The youngsters pay respects to elders by bowing to them or touching their feet. The family makes a visit to the nearest and aged person of the village. Then the entire community exchange greetings and visit the house of each other with a gift of fried loaf or Marchu. People also exchange marigold flowers and other gifts as a token of New Year greetings.
The feasts and festivities continue for some days and each day has a special name and significance. As the fields had remained covered under snow during winters, a symbolic ploughing is done on a day called punha. For the purpose two green willows, one representing bullocks and another two for yoke and plough are moved in front of the Baraza, as an act of ploughing.
Lahaul & Spiti Has Three Major Valley
Religion of People
1 Tinan Valley
Both Buddhism and Hindu
2 Pattan Valley
Hinduism and people called Swangals
3 Punan or Todh or Ghar valley
Gyalto, meaning the ringing out of the Old Year is celebrated towards the end of the year in December.
Chhishu or Shishu, is a festival celebrated on the tenth of every month.
Nyainay, is held on the 15th day of the first Bhoti month to celebrate the birthday of Lama Chan Li Zi, The festival is marked by fasting and silence by some while feasting by others.
Da Chang, is a festival celebrated by shooting arrows towards the river to symbolize victory over evil. it is celebrated extensively by the menfolk in February. The festival lasts for 6 days.

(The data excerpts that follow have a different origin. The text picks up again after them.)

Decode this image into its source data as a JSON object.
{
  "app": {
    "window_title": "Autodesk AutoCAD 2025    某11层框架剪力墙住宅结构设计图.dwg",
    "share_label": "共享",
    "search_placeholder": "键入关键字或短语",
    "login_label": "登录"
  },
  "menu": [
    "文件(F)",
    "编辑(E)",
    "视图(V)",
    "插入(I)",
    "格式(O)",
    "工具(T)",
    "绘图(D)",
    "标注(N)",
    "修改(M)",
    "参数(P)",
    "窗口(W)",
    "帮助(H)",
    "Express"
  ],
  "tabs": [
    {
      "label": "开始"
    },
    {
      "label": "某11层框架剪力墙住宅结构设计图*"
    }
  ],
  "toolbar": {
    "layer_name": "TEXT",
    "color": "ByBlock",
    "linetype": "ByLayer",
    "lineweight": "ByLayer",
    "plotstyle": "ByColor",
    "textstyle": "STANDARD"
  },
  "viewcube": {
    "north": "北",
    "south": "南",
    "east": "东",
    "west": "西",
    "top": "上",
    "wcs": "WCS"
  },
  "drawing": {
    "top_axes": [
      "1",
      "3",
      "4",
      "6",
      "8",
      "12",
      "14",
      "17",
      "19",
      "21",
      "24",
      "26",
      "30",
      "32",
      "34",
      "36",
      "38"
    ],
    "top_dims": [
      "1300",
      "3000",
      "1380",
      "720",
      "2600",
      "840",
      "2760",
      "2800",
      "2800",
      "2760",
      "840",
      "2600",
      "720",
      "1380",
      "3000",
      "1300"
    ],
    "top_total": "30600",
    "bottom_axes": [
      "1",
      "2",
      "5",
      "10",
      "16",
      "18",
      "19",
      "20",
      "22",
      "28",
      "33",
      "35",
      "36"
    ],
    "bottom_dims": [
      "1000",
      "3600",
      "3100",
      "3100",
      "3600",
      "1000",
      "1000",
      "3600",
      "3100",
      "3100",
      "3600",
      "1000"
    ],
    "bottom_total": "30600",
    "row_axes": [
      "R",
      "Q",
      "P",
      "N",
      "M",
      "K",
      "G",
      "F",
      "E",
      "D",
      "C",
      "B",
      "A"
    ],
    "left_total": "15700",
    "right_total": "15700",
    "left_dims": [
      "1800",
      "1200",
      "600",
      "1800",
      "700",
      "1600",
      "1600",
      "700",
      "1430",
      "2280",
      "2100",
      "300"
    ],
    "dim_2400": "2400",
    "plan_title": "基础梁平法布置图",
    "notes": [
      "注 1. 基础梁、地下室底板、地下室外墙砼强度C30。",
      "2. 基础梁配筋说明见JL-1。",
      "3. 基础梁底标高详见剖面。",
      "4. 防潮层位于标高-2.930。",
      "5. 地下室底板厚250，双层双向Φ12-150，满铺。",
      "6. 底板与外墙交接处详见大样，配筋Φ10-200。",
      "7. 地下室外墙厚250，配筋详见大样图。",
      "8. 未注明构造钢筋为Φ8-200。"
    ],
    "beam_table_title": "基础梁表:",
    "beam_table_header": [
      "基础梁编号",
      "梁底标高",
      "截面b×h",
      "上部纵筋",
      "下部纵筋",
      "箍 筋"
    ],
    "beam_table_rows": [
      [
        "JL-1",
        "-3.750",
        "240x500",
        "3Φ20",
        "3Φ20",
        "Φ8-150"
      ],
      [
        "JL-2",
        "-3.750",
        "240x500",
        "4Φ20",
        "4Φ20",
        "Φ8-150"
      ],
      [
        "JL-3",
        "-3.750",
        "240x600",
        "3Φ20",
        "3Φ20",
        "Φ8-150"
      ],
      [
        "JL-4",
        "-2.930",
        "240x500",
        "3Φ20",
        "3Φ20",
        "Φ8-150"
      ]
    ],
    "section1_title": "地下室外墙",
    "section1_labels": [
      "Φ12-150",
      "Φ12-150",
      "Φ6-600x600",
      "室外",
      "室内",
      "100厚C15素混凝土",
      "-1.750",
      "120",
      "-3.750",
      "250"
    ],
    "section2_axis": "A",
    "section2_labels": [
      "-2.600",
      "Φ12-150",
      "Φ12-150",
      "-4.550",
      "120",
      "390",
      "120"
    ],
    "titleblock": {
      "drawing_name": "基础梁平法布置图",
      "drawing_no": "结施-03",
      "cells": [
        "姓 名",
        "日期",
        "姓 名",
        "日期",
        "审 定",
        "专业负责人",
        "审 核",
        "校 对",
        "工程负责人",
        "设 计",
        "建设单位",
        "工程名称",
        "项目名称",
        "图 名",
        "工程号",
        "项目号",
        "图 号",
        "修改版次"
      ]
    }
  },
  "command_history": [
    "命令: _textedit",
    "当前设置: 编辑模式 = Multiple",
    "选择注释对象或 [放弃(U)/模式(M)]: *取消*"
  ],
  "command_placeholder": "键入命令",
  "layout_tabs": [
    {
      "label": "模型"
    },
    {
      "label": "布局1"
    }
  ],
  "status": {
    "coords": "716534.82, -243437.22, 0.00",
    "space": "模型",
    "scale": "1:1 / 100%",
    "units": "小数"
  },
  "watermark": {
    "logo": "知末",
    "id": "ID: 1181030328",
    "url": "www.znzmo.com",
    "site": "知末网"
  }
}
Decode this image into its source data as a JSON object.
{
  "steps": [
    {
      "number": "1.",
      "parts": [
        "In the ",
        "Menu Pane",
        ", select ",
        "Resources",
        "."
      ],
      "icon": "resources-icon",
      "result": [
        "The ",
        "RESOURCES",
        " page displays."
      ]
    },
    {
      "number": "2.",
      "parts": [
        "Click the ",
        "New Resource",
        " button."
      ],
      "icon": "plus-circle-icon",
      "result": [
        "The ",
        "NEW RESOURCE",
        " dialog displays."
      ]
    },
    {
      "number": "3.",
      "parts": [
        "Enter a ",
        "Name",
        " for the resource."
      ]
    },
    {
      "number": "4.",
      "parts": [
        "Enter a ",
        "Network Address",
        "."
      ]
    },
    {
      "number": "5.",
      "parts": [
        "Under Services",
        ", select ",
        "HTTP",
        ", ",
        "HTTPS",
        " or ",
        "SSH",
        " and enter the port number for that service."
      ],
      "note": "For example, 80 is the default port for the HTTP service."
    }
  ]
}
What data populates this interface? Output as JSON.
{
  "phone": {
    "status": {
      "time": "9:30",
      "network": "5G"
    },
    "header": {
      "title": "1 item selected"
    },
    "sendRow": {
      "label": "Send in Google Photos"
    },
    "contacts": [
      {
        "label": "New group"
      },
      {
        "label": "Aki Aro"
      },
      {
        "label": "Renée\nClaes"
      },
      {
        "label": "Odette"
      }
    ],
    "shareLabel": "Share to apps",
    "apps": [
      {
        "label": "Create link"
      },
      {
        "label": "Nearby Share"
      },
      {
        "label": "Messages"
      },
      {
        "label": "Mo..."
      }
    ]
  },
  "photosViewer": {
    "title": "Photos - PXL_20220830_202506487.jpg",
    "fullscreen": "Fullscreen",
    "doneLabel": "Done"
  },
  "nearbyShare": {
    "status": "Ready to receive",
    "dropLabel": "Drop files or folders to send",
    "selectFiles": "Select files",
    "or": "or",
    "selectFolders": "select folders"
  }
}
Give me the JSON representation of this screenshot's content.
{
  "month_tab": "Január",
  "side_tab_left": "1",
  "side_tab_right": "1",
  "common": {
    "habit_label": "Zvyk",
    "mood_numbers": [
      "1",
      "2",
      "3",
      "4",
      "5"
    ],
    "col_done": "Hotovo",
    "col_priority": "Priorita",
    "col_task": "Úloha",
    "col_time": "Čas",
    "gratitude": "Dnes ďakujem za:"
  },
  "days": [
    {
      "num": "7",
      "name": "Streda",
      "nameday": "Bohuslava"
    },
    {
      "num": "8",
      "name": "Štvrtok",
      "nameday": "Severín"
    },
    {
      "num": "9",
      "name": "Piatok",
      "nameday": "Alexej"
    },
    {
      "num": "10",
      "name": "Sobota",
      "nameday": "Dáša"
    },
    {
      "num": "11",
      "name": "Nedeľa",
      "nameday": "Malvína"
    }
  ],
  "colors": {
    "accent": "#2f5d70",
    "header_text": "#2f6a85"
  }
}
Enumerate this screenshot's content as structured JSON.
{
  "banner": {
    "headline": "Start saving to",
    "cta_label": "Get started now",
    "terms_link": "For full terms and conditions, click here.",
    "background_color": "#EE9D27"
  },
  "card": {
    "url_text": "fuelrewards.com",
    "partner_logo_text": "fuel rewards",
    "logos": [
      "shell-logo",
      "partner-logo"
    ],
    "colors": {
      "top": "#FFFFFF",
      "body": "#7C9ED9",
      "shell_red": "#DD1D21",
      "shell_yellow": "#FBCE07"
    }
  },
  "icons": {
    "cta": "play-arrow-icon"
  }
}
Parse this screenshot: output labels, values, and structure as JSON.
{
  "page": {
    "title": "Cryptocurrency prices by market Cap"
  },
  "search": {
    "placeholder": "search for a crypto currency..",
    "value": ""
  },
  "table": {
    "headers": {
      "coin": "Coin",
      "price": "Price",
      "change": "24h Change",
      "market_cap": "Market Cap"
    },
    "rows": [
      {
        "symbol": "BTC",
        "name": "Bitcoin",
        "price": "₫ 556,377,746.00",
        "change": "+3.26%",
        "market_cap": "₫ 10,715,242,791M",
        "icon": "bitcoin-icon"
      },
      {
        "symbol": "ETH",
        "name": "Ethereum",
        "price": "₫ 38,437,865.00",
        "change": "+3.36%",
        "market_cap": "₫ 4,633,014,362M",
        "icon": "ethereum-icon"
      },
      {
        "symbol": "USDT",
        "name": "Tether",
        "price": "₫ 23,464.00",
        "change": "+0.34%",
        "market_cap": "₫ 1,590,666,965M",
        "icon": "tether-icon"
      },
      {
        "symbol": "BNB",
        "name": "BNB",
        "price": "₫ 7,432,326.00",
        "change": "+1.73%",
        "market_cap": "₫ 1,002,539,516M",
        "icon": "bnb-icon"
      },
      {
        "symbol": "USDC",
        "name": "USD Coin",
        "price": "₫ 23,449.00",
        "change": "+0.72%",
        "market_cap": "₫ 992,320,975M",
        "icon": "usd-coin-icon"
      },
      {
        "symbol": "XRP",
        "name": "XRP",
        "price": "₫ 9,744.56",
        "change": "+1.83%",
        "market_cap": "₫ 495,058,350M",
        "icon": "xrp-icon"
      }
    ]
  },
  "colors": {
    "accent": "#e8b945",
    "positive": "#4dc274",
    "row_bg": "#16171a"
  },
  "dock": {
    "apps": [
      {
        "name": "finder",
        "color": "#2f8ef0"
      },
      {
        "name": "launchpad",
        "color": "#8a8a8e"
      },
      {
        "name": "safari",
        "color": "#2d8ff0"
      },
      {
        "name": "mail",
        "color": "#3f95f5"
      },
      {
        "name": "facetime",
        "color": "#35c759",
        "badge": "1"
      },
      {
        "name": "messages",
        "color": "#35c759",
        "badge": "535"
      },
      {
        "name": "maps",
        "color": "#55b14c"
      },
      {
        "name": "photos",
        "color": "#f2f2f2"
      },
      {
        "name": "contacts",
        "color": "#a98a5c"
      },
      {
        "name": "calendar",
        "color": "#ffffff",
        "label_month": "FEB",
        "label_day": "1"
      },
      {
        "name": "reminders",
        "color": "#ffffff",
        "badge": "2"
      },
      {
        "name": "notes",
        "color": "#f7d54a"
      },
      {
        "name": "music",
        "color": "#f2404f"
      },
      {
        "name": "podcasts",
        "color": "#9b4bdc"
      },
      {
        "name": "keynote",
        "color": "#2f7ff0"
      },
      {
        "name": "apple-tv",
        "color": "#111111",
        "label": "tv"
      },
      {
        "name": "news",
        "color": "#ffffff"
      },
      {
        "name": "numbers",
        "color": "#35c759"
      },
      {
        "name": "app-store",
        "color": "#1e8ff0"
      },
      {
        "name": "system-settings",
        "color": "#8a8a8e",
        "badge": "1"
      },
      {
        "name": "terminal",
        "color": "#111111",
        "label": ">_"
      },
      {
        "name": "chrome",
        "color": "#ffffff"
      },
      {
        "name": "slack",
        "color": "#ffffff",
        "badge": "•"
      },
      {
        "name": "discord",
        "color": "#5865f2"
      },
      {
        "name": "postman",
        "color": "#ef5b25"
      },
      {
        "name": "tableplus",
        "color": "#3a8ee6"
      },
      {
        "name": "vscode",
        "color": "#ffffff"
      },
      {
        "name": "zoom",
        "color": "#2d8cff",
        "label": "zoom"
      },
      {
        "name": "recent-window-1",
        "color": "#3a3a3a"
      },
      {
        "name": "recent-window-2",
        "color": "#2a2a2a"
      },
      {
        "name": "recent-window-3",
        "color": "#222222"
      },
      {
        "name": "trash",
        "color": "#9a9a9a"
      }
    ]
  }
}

Yana festival is celebrated in the second week of June every year. The old men and women assemble to worship the God, Triloknath and pray for forgiveness of their sins. They also observe a fast for a day.
Namgan festival is celebrated at the time of harvest, sometime in September. Horse races are also organized to mark the occasion.
Char Festival at Trilokinath temple this festival is held for a whole week in the month of March. It forms the celebrations of Shivratri fair.
Ghantal Festival. This festival is held in Guru Ghantal monastery of Lahaul, on the full moon night in June.
Devil Burning Festival. At the Kyi Monastery in Spiti valley, the unusual celebration occurs in late June or early July.